[C4AI – Perspectives in A.I. Seminar ] Next talk of the Perspectives in AI seminar of the C4AI will host:
Dr. Luis Lamb (Full Professor of Computer Science and AI at UFRGS; MIT Sloan Visiting Fellow)
to talk about “Neurosymbolic AI: Building Robust AI Models”. February 24, 2022 – 18h-19:30 Brasilia time (4pm-5:30pm EST), Online at C4AIUSP channel.
Open/Free event – Add to your Agenda! Set Reminder!
Abstract: This talk will be about the Luis Lamb main research interests that are: Machine Learning and Reasoning, Neuro-Symbolic Computing, Logic in Computation and Artificial Intelligence, Cognitive and Neural Computation. Luis recently released a paper on “Neurosymbolic AI: the third wave”. It beautifully articulated the key ingredients needed in the next generation of AI systems, integrating AI approaches, and it summarizes all the achievements of the last 20 years of research. We invite everyone to this talk that presents the past, present and future in Neuro-Symbolic AI Systems.

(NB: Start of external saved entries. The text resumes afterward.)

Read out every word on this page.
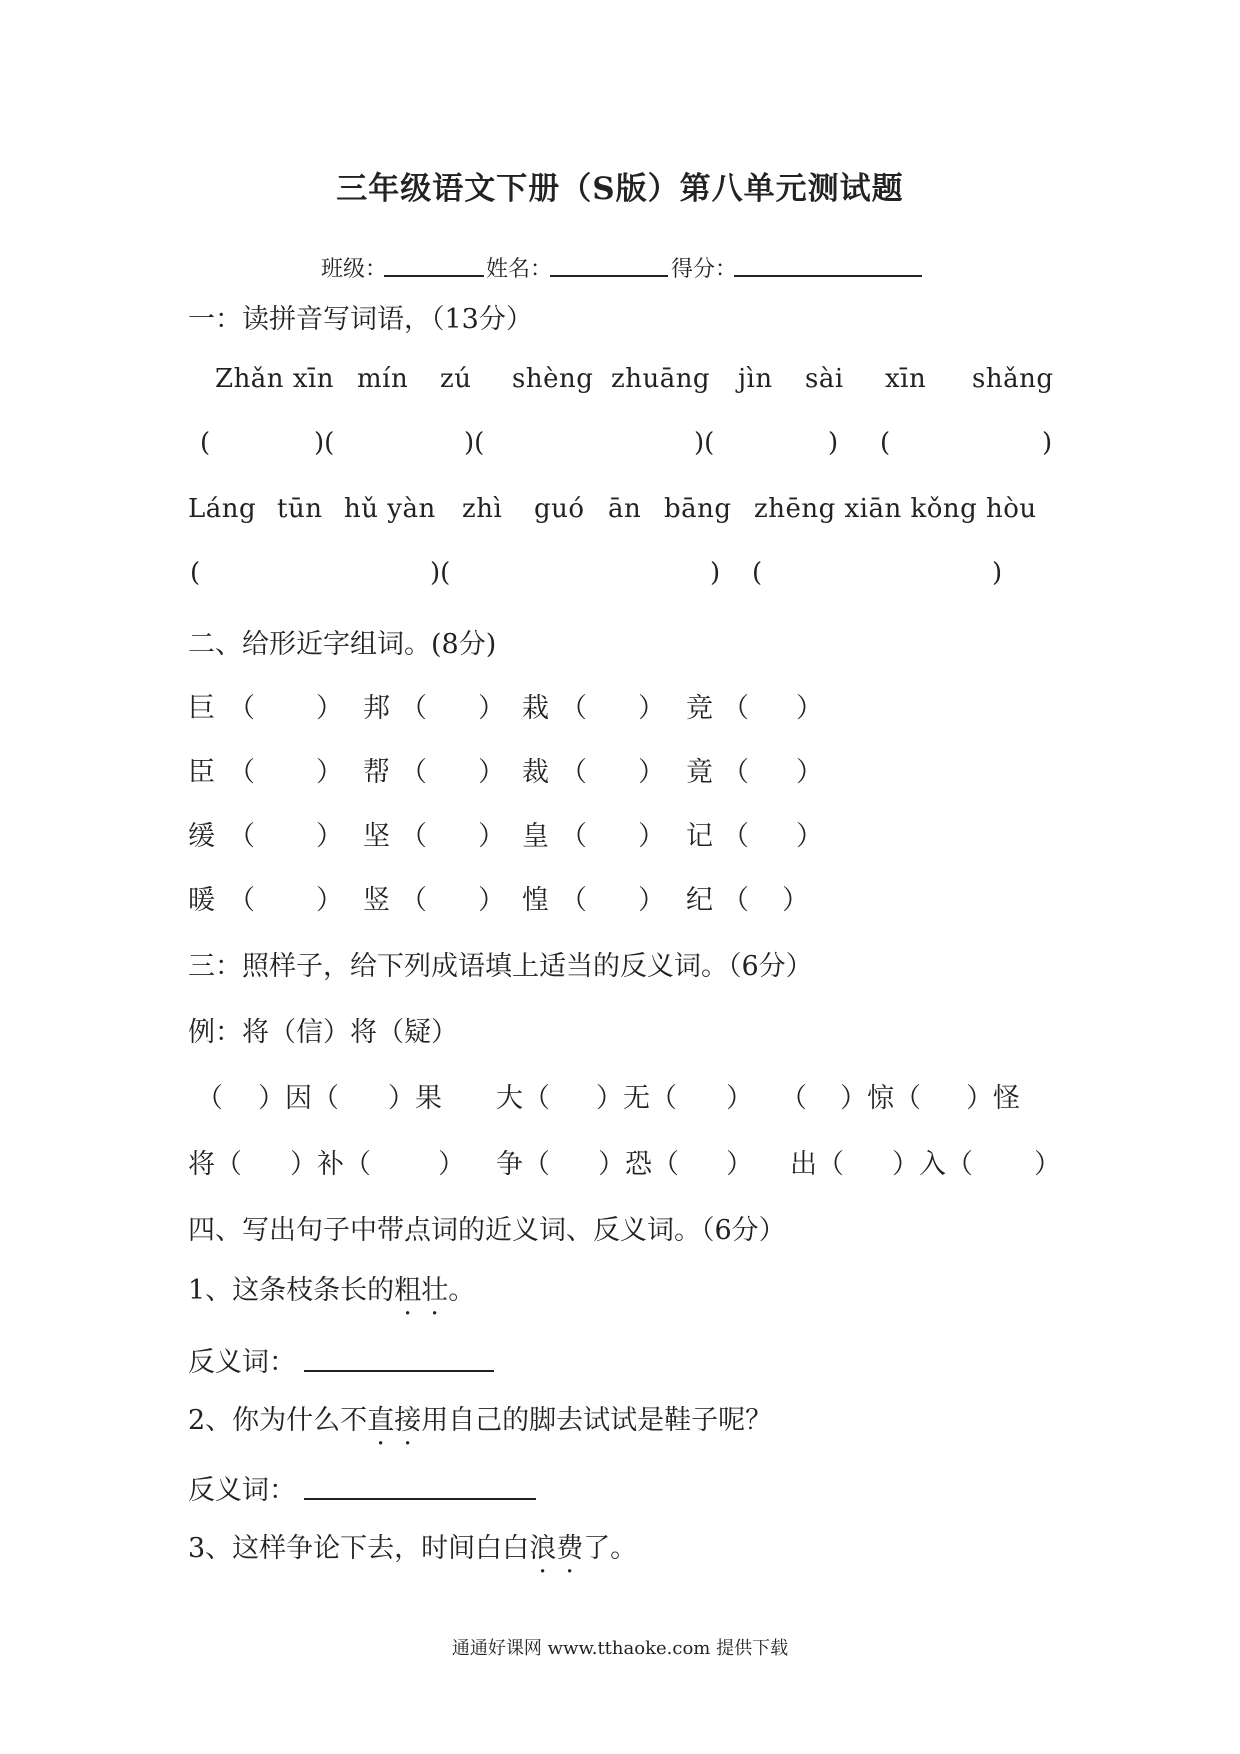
三年级语文下册（S版）第八单元测试题
班级：	姓名：	得分：
一：读拼音写词语，（13分）
Zhǎn xīn mín zú shèng zhuāng jìn sài xīn shǎng
(	)(	)(	)(	) (	)
Láng tūn hǔ yàn zhì guó ān bāng zhēng xiān kǒng hòu
(	)(	) (	)
二、给形近字组词。(8分)
巨 （ ） 邦 （ ） 栽 （ ） 竞 （ ）
臣 （ ） 帮 （ ） 裁 （ ） 竟 （ ）
缓 （ ） 坚 （ ） 皇 （ ） 记 （ ）
暖 （ ） 竖 （ ） 惶 （ ） 纪 （ ）
三：照样子，给下列成语填上适当的反义词。（6分）
例：将（信）将（疑）
（ ）因（ ）果 大（ ）无（ ） （ ）惊（ ）怪
将（ ）补（ ） 争（ ）恐（ ） 出（ ）入（ ）
四、写出句子中带点词的近义词、反义词。（6分）
1、这条枝条长的粗壮。
反义词：
2、你为什么不直接用自己的脚去试试是鞋子呢？
反义词：
3、这样争论下去，时间白白浪费了。
通通好课网 www.tthaoke.com 提供下载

Short Bio: Luis C. Lamb is a Full Professor at UFRGS, at present, MIT Sloan Visiting Fellow and former Secretary of Innovation, Science and Technology of the State of Rio Grande do Sul, Brazil. He was formerly Vice President for Research (2016-2018) and Dean of the Institute of Informatics (2011-2016) at the Federal University of Rio Grande do Sul (UFRGS), Brazil. He holds both the Ph.D. in Computer Science from Imperial College London (2000) and the Diploma of the Imperial College, MSc by research (1995) and BSc in Computer Science (1992) from UFRGS, Brazil. His research interest includes neural-symbolic computing, the integration of learning and reasoning, and ethics in AI. He co-authored two research monographs: Neural-Symbolic Cognitive Reasoning, with Garcez and Gabbay (Springer, 2009) and Compiled Labelled Deductive Systems, with Broda, Gabbay, and Russo (IoP, 2004). His research has led to publications at flagship journals, AI and neural computation conferences. He was co-organizer of two Dagstuhl Seminars on Neuro-symbolic AI: the Dagstuhl Seminar 14381: Neural-Symbolic Learning and Reasoning (2014) and Dagstuhl Seminar 17192: Human-Like Neural-Symbolic Computing (2017) and several workshops on neural-symbolic learning and reasoning at AAAI and IJCAI.